Dubai International Airport allowed global carriers to again fly into Terminal 1 on Thursday as the United Arab Emirates struggled to recover from the heaviest recorded rainfall ever to hit the desert nation. But on Friday, Emirates said it would again halt local check-in for passengers, with the order lasting through the entire day into early Saturday as the UAE’s main airport worked to restore normal operations even as floodwater still covered portions of major highways and roads.
The airport ended up needing 22 tankers with vacuum pumps to get water off its grounds. Dubai Airports CEO Paul Griffiths acknowledged that taxiways flooded during the rains, though the airport’s runways remained free of water to safely operate. Online videos of a FlyDubai flight landing with its reverse thrust spraying out water caught the world’s attention.
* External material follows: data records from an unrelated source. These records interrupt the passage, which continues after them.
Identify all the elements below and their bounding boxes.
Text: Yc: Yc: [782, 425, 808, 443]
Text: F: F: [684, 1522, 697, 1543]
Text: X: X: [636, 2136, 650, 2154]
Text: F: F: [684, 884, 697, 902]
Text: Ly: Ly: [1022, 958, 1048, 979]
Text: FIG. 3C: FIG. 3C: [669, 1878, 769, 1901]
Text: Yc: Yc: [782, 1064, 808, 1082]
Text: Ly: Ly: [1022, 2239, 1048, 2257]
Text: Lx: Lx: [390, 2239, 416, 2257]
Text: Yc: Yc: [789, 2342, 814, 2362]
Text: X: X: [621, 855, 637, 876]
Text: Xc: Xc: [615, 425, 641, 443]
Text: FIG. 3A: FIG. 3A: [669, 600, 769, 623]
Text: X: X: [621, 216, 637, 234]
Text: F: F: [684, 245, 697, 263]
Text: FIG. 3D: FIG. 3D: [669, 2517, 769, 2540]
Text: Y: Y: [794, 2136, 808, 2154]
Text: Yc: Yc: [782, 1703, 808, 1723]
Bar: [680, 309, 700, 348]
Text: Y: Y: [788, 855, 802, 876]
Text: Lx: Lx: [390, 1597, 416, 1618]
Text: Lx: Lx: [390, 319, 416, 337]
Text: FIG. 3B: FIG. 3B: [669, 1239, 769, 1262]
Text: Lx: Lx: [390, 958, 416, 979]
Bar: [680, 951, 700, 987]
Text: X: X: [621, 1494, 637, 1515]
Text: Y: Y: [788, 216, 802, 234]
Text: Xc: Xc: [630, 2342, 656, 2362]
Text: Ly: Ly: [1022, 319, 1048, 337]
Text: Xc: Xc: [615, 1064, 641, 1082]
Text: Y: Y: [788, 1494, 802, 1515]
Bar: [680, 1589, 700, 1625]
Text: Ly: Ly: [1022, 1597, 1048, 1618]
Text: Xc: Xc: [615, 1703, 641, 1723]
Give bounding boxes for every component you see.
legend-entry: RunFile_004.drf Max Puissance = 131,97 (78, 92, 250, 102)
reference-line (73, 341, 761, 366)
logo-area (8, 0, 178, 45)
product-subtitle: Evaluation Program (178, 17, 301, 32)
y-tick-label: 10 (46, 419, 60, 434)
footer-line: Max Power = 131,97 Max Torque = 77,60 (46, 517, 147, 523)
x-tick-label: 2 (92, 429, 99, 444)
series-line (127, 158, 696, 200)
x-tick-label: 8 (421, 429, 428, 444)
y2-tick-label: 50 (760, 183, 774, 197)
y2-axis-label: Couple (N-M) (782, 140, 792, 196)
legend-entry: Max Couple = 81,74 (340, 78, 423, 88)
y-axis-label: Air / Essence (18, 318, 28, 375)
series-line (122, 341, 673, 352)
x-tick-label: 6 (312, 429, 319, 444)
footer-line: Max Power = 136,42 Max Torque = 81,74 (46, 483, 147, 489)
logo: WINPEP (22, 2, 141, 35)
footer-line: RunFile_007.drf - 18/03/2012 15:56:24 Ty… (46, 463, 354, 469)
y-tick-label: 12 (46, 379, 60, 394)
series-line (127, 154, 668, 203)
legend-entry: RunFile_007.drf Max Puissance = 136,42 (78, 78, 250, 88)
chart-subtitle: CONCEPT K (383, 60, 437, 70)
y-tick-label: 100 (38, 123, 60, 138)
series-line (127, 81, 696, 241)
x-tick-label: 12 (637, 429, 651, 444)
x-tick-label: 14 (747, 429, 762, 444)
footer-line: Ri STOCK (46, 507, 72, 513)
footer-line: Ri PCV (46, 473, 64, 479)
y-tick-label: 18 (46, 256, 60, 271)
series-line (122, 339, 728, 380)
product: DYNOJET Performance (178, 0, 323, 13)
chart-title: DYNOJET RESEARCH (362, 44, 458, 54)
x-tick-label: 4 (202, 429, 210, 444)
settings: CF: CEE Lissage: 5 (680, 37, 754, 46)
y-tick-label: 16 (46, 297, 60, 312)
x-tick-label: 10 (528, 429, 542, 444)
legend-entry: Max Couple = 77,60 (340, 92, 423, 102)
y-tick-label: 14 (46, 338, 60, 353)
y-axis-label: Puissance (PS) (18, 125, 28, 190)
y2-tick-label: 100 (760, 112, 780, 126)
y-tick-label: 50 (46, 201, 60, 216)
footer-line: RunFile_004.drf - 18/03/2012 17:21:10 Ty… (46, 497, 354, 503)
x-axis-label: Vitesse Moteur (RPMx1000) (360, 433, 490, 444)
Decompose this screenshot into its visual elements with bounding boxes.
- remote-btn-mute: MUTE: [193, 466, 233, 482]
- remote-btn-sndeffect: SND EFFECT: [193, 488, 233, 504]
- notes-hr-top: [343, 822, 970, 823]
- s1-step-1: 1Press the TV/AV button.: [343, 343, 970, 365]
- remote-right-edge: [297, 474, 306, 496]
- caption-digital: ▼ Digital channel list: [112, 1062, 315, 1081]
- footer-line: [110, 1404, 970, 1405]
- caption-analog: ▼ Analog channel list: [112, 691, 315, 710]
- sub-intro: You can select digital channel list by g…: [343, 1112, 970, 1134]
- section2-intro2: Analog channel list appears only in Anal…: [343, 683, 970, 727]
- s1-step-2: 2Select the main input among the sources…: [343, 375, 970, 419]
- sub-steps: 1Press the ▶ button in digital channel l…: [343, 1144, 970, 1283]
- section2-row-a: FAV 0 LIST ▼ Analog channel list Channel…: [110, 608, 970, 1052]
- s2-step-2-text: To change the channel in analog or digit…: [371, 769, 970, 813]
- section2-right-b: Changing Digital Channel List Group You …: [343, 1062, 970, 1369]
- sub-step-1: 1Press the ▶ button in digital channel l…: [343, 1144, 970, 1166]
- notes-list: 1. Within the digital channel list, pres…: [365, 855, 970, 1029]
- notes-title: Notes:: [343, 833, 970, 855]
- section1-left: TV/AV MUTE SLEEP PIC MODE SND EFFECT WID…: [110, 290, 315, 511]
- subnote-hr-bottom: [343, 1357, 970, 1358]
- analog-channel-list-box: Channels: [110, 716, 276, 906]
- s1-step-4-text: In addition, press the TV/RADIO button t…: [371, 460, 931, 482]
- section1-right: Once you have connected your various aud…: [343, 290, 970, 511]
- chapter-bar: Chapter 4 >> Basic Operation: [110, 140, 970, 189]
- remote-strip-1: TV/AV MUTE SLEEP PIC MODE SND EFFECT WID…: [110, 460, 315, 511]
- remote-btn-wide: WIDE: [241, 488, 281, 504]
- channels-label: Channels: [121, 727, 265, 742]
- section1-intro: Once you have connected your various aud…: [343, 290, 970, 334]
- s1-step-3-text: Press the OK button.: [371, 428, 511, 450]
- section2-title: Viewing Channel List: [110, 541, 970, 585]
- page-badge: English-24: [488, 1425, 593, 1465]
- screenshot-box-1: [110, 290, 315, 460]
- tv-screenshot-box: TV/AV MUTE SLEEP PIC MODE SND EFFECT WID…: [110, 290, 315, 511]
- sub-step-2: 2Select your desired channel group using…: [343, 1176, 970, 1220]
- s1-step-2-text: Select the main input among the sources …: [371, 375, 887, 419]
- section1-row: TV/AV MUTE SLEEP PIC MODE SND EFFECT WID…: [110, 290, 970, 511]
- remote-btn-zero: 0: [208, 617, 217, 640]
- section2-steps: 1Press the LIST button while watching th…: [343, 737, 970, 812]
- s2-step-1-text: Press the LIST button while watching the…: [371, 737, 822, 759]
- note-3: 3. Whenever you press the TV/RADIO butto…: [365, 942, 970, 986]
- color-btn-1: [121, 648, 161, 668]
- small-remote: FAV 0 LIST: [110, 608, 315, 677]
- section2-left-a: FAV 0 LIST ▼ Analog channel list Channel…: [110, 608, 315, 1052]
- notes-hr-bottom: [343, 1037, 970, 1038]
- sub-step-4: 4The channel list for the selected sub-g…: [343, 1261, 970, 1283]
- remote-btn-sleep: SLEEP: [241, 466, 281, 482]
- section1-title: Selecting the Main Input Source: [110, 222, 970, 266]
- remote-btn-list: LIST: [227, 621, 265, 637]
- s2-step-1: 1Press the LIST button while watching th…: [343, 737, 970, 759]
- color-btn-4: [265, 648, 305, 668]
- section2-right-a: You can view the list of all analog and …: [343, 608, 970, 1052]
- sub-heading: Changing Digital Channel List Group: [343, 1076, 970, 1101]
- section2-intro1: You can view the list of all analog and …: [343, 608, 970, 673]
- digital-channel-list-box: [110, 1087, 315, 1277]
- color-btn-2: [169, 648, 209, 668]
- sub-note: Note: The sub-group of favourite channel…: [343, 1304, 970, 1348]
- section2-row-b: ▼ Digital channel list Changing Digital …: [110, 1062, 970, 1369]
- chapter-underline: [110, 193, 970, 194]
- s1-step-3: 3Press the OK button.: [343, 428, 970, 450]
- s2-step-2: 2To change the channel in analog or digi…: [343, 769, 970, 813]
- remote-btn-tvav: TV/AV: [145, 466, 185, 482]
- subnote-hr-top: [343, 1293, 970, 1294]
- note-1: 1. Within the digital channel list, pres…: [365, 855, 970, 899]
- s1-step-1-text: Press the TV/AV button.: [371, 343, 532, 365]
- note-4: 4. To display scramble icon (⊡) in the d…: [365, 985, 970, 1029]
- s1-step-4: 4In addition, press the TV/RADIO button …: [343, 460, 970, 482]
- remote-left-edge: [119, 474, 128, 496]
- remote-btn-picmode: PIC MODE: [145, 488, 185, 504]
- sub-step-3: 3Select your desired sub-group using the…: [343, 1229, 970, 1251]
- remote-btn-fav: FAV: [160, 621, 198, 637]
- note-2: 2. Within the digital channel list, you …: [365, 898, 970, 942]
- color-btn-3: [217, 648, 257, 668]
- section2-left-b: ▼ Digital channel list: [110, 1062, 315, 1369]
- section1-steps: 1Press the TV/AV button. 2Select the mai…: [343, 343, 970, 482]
Emirates, whose operations had been struggling since the storm Tuesday, had stopped travellers flying out of the UAE from checking into their flights as they tried to move out connecting passengers. Pilots and flight crews also had a hard time reaching the airport given the water on roadways.
On Thursday, Emirates lifted that order to allow customers into the airport. That saw some 2,000 people come into Terminal 3, again sparking long lines, Griffiths said.
Others who arrived at the airport described hours-long waits to get their baggage, with some just giving up to head home or to whatever hotel would have them.
The UAE typically sees little rainfall in its arid desert climate. However, a massive storm forecasters had been warning about for days blew through the country’s seven sheikhdoms.
By the end of Tuesday, more than 142 mm of rainfall had soaked Dubai over 24 hours. An average year sees 94.7 mm of rain at Dubai International Airport. Other areas of the country saw even more precipitation.
The UAE’s drainage systems quickly became overwhelmed, flooding out neighbourhoods, business districts and even portions of the 12-lane Sheikh Zayed Road highway running through Dubai.
The state-run WAM news agency called the rain “a historic weather event” that surpassed “anything documented since the start of data collection in 1949.”
In a message to the nation late Wednesday, Emirati leader Sheikh Mohammed bin Zayed Al Nahyan, the ruler of Abu Dhabi, said authorities would “quickly work on studying the condition of infrastructure throughout the UAE and to limit the damage caused.”
On Thursday, people waded through oil-slicked floodwater to reach cars earlier abandoned, checking to see if their engines still ran. Tanker trucks with vacuums began reaching some areas outside of Dubai’s downtown core for the first time as well. Schools remain closed until next week.
Authorities have offered no overall damage or injury information from the floods, which killed at least one person.
The flooding sparked speculation that the UAE’s aggressive campaign of cloud seeding – flying small planes through clouds dispersing chemicals aimed at getting rain to fall – may have contributed to the deluge. But experts said the storm systems that produced the rain were forecast well in advance and that cloud seeding alone would not have caused such flooding.
Jeff Masters, a meteorologist for Yale Climate Connections, said the flooding in Dubai was caused by an unusually strong low pressure system that drove many rounds of heavy thunderstorms.
Scientists also say climate change is responsible for more intense and more frequent extreme storms, droughts, floods, and wildfires around the world. Dubai hosted the United Nations’ COP28 climate talks just last year.
Abu Dhabi’s state-linked newspaper The National in an editorial Thursday described the heavy rains as a warning to countries in the wider Persian Gulf region to “climate-proof their futures.”
“The scale of this task is more daunting that it appears even at first glance, because such changes involve changing the urban environment of a region that for as long as it has been inhabited, has experienced little but heat and sand,” the newspaper said.